Blokker Belgique va-t-il survivre au 26 janvier 2019 ? C’est la question que se posaient ses administrateurs en juin dernier dans leur rapport annuel. Pourquoi ?
Eh bien, écrivent-ils, parce que “sur le plan opérationnel, Blokker Belgique est fortement tributaire de Blokker Nederland (la maison-mère se trouve aux Pays-Bas, NdlR) car presque toutes les marchandises sont livrées par et/ou via Blokker Nederland (et avec un surcoût de 13 %, NdlR).

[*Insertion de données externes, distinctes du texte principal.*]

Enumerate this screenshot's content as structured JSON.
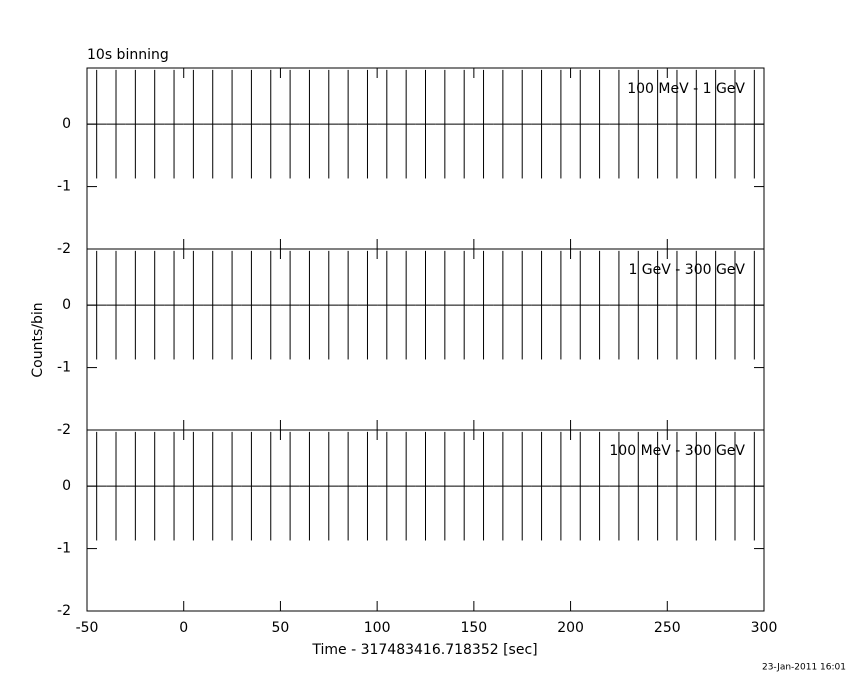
{
  "chart_data": {
    "type": "errorbar",
    "title": "10s binning",
    "x_label": "Time - 317483416.718352 [sec]",
    "y_label": "Counts/bin",
    "timestamp": "23-Jan-2011 16:01",
    "xlim": [
      -50,
      300
    ],
    "xticks": [
      -50,
      0,
      50,
      100,
      150,
      200,
      250,
      300
    ],
    "ylim": [
      -2,
      0.9
    ],
    "yticks": [
      -2,
      -1,
      0
    ],
    "xerr": 5,
    "x": [
      -45,
      -35,
      -25,
      -15,
      -5,
      5,
      15,
      25,
      35,
      45,
      55,
      65,
      75,
      85,
      95,
      105,
      115,
      125,
      135,
      145,
      155,
      165,
      175,
      185,
      195,
      205,
      215,
      225,
      235,
      245,
      255,
      265,
      275,
      285,
      295
    ],
    "color": "#000000",
    "series": [
      {
        "name": "100 MeV - 1 GeV",
        "values": [
          0,
          0,
          0,
          0,
          0,
          0,
          0,
          0,
          0,
          0,
          0,
          0,
          0,
          0,
          0,
          0,
          0,
          0,
          0,
          0,
          0,
          0,
          0,
          0,
          0,
          0,
          0,
          0,
          0,
          0,
          0,
          0,
          0,
          0,
          0
        ],
        "errors": [
          0.87,
          0.87,
          0.87,
          0.87,
          0.87,
          0.87,
          0.87,
          0.87,
          0.87,
          0.87,
          0.87,
          0.87,
          0.87,
          0.87,
          0.87,
          0.87,
          0.87,
          0.87,
          0.87,
          0.87,
          0.87,
          0.87,
          0.87,
          0.87,
          0.87,
          0.87,
          0.87,
          0.87,
          0.87,
          0.87,
          0.87,
          0.87,
          0.87,
          0.87,
          0.87
        ]
      },
      {
        "name": "1 GeV - 300 GeV",
        "values": [
          0,
          0,
          0,
          0,
          0,
          0,
          0,
          0,
          0,
          0,
          0,
          0,
          0,
          0,
          0,
          0,
          0,
          0,
          0,
          0,
          0,
          0,
          0,
          0,
          0,
          0,
          0,
          0,
          0,
          0,
          0,
          0,
          0,
          0,
          0
        ],
        "errors": [
          0.87,
          0.87,
          0.87,
          0.87,
          0.87,
          0.87,
          0.87,
          0.87,
          0.87,
          0.87,
          0.87,
          0.87,
          0.87,
          0.87,
          0.87,
          0.87,
          0.87,
          0.87,
          0.87,
          0.87,
          0.87,
          0.87,
          0.87,
          0.87,
          0.87,
          0.87,
          0.87,
          0.87,
          0.87,
          0.87,
          0.87,
          0.87,
          0.87,
          0.87,
          0.87
        ]
      },
      {
        "name": "100 MeV - 300 GeV",
        "values": [
          0,
          0,
          0,
          0,
          0,
          0,
          0,
          0,
          0,
          0,
          0,
          0,
          0,
          0,
          0,
          0,
          0,
          0,
          0,
          0,
          0,
          0,
          0,
          0,
          0,
          0,
          0,
          0,
          0,
          0,
          0,
          0,
          0,
          0,
          0
        ],
        "errors": [
          0.87,
          0.87,
          0.87,
          0.87,
          0.87,
          0.87,
          0.87,
          0.87,
          0.87,
          0.87,
          0.87,
          0.87,
          0.87,
          0.87,
          0.87,
          0.87,
          0.87,
          0.87,
          0.87,
          0.87,
          0.87,
          0.87,
          0.87,
          0.87,
          0.87,
          0.87,
          0.87,
          0.87,
          0.87,
          0.87,
          0.87,
          0.87,
          0.87,
          0.87,
          0.87
        ]
      }
    ]
  }
}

À cette fin, peu après la fin de l’exercice 2017-2018, un accord de distribution et une facilité de crédit (par laquelle le fonds de roulement nécessaire, y compris les investissements éventuels, et le résultat d’exploitation budgété sont financés par la maison-mère) ont été conclus avec Blokker Nederland, fixant les conditions dans lesquelles ces livraisons ont lieu et le financement est assuré”.
“Incertitude importante”
Ces deux accords sont garantis jusqu’en juillet 2020 mais ils peuvent être résiliés “pour cause d’échec dans l’atteinte d’une certaine performance financière par rapport au budget”. Toutefois pas avant le 26 janvier 2019. Au-delà de cette date, les administrateurs le soulignent noir sur blanc, “malgré les plans d’amélioration mis en œuvre et l’engagement à rénover 30 succursales, il subsiste une incertitude importante quant au financement de Blokker NV (Blokker Belgique, NdlR)”.

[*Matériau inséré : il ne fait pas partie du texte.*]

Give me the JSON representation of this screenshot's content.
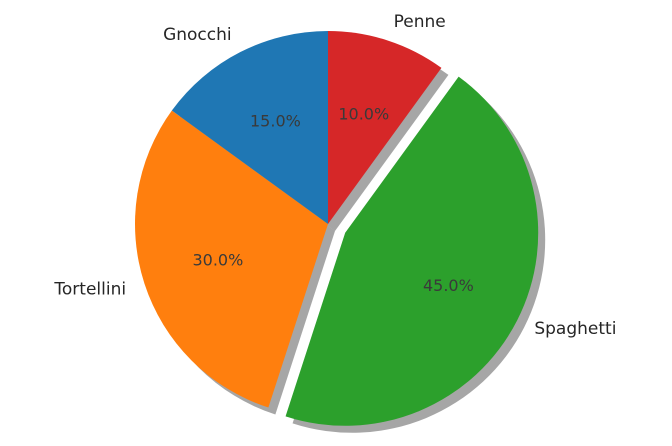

Leur inquiétude est désormais partagée par d’autres proches de l’entreprise, du côté wallon plus précisément.
Le 7 février 2017, l’enseigne, spécialisée dans la vente d’articles ménagers et de décoration, a annoncé son intention de fermer 69 de ses 190 magasins en Belgique et de licencier 302 employés. Une cible qui a finalement été réduite à 63 magasins et à un peu plus de 230 licenciements.

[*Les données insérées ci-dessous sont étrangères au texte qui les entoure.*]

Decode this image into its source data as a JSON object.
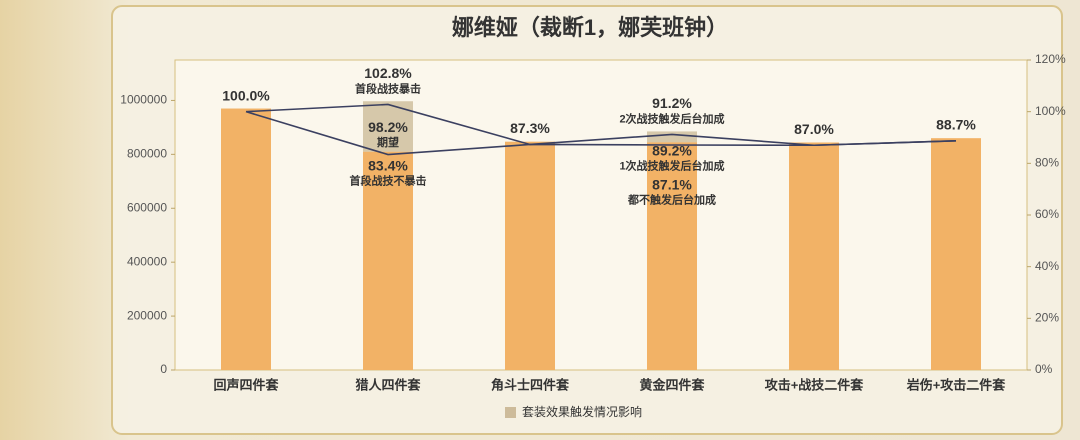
{
  "chart_data": {
    "type": "bar",
    "title": "娜维娅（裁断1，娜芙班钟）",
    "categories": [
      "回声四件套",
      "猎人四件套",
      "角斗士四件套",
      "黄金四件套",
      "攻击+战技二件套",
      "岩伤+攻击二件套"
    ],
    "values": [
      970000,
      810000,
      847000,
      845000,
      844000,
      860000
    ],
    "color": "#f2b266",
    "range_series": {
      "name": "套装效果触发情况影响",
      "color": "#cdbb9a",
      "low": [
        null,
        810000,
        null,
        845000,
        null,
        null
      ],
      "high": [
        null,
        997000,
        null,
        885000,
        null,
        null
      ]
    },
    "series": [
      {
        "color": "#3b4060",
        "axis": "y2",
        "values": [
          100.0,
          102.8,
          87.3,
          91.2,
          87.0,
          88.7
        ]
      },
      {
        "color": "#3b4060",
        "axis": "y2",
        "values": [
          100.0,
          83.4,
          87.3,
          87.1,
          87.0,
          88.7
        ]
      }
    ],
    "annotations": [
      {
        "category": "回声四件套",
        "value": 100.0,
        "label": "100.0%",
        "position": "above"
      },
      {
        "category": "猎人四件套",
        "value": 102.8,
        "label": "102.8%",
        "note": "首段战技暴击",
        "position": "above"
      },
      {
        "category": "猎人四件套",
        "value": 98.2,
        "label": "98.2%",
        "note": "期望",
        "position": "below"
      },
      {
        "category": "猎人四件套",
        "value": 83.4,
        "label": "83.4%",
        "note": "首段战技不暴击",
        "position": "below"
      },
      {
        "category": "角斗士四件套",
        "value": 87.3,
        "label": "87.3%",
        "position": "above"
      },
      {
        "category": "黄金四件套",
        "value": 91.2,
        "label": "91.2%",
        "note": "2次战技触发后台加成",
        "position": "above"
      },
      {
        "category": "黄金四件套",
        "value": 89.2,
        "label": "89.2%",
        "note": "1次战技触发后台加成",
        "position": "below"
      },
      {
        "category": "黄金四件套",
        "value": 87.1,
        "label": "87.1%",
        "note": "都不触发后台加成",
        "position": "below"
      },
      {
        "category": "攻击+战技二件套",
        "value": 87.0,
        "label": "87.0%",
        "position": "above"
      },
      {
        "category": "岩伤+攻击二件套",
        "value": 88.7,
        "label": "88.7%",
        "position": "above"
      }
    ],
    "ylim": [
      0,
      1150000
    ],
    "yticks": [
      0,
      200000,
      400000,
      600000,
      800000,
      1000000
    ],
    "y2lim": [
      0,
      120
    ],
    "y2ticks": [
      {
        "value": 0,
        "label": "0%"
      },
      {
        "value": 20,
        "label": "20%"
      },
      {
        "value": 40,
        "label": "40%"
      },
      {
        "value": 60,
        "label": "60%"
      },
      {
        "value": 80,
        "label": "80%"
      },
      {
        "value": 100,
        "label": "100%"
      },
      {
        "value": 120,
        "label": "120%"
      }
    ],
    "legend": "bottom",
    "grid": false
  }
}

Après la restructuration, Blokker a décidé de mettre en œuvre un plan stratégique afin de redresser la barre. Il comprend une modernisation des magasins et un élargissement conséquent de la gamme de produits qui passera de 2 500 à 5 500, avec un assortiment belge spécial.
Dès novembre 2017, cette stratégie a été testée en phase pilote “avec succès” dans sept magasins de la région gantoise. Une vingtaine d’autres devraient suivre avant la fin de cette année. Curieusement, aucun magasin wallon n’a encore été retenu pour cette implémentation.
“On nous dit que cela devra attendre que le bilan de la phase test soit réalisé ou bien que les frais de traduction, du néerlandais au français, du nouveau matériel d’affichage coûteraient trop cher”, nous explique un témoin direct. De là à imaginer que les magasins flamands, déjà largement plus nombreux que les bruxellois et les wallons, sont favorisés par le groupe néerlandais, il n’y a qu’un pas…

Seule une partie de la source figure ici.